My colleagues and I have been warning about the Department of Defense’s (DoD’s) looming enforcement of DFARS clause 252.204-7012 for a while now, as many Tripwire customers handle government CUI.
Inevitably, we are asked how long we think it will be until enforcement takes place. Our response is that enforcement will take place when compliance oversight is driven from the top down.
Based on DoD’s May 23rd announcement, that’s exactly what’s happening. The good news is that the initial solution appears to be palatable.
In January of this year, Under Secretary for Defense Ellen M. Lord communicated her intent to audit the DoD supply chain for compliance to DFARS clause 252.204-7012.
Later that month, during a hearing of the Senate Armed Services Committee, DoD CIO Dana Deasy suggested that compliance enforcement would be modeled after industry and could include a combination of validating certification of supplier systems, helping subcontractors strengthen their cyber hygiene and applying AI to identify areas of the greatest vulnerability.
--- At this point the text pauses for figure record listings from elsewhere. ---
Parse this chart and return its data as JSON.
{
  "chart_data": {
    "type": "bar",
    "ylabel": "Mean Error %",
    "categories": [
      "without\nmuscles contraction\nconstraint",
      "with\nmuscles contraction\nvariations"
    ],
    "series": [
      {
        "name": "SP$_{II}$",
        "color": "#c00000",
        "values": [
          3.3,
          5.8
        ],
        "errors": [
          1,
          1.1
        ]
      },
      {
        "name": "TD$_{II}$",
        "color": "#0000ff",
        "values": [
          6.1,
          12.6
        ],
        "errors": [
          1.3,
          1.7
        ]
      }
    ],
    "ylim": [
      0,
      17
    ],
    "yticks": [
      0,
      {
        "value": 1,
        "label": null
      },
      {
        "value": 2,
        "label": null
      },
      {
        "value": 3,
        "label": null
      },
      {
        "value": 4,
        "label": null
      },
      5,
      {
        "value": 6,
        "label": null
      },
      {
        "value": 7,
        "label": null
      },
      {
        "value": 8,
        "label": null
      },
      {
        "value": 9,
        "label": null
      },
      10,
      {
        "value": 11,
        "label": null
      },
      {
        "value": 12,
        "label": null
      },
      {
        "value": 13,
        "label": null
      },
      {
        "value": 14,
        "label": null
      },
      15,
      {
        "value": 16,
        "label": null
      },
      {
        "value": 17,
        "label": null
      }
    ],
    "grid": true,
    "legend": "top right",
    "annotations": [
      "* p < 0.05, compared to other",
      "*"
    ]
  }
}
Last month’s announcement of the Cyber Security Maturity Model Certification (CMMC) is the result.
What makes this so interesting (and hopeful) for those of us at Tripwire is that, with the CMMC, DoD appears to be addressing our customers’ core compliance pain points:
- Varying standards – It’s not always easy to read and/or interpret the DFARS standards. Under the new CMMC compliance, there will be ONE unified DoD cybersecurity standard that combines NIST SP 800-171, NIST SP 800-53, AIA MAS 9933, FIPS and others. In other words—one standard, one maturity model.
- Varying levels of security – CMMC requirements will not be “all or nothing.” There will be a range of CMMC compliance. RFPs will reflect what level is needed by DoD for each contract.
- Affordability – Security will now be an allowable cost on DoD contracts.
- Supply chain verification – CMMC third-party certifiers will have the tools able to conduct audits and collect metrics and risk management information for the entire supply chain.
The CMMC appears to be a strategic and well-thought-out solution to prioritizing DFARS enforcement, while at the same time, helping small businesses improve cyber hygiene and slowing the progress of those adversaries responsible for $600B of the government’s IT and R&D losses.
A bite-sized approach to compliance will give our customers hope that they can in fact comply and continue winning the government’s business.
In the meantime, we will be awaiting DoD’s release of CMMC’s first draft this June and will be providing our feedback as requested by the Office of the Assistant Secretary of Defense for Acquisition for Cyber across A&S.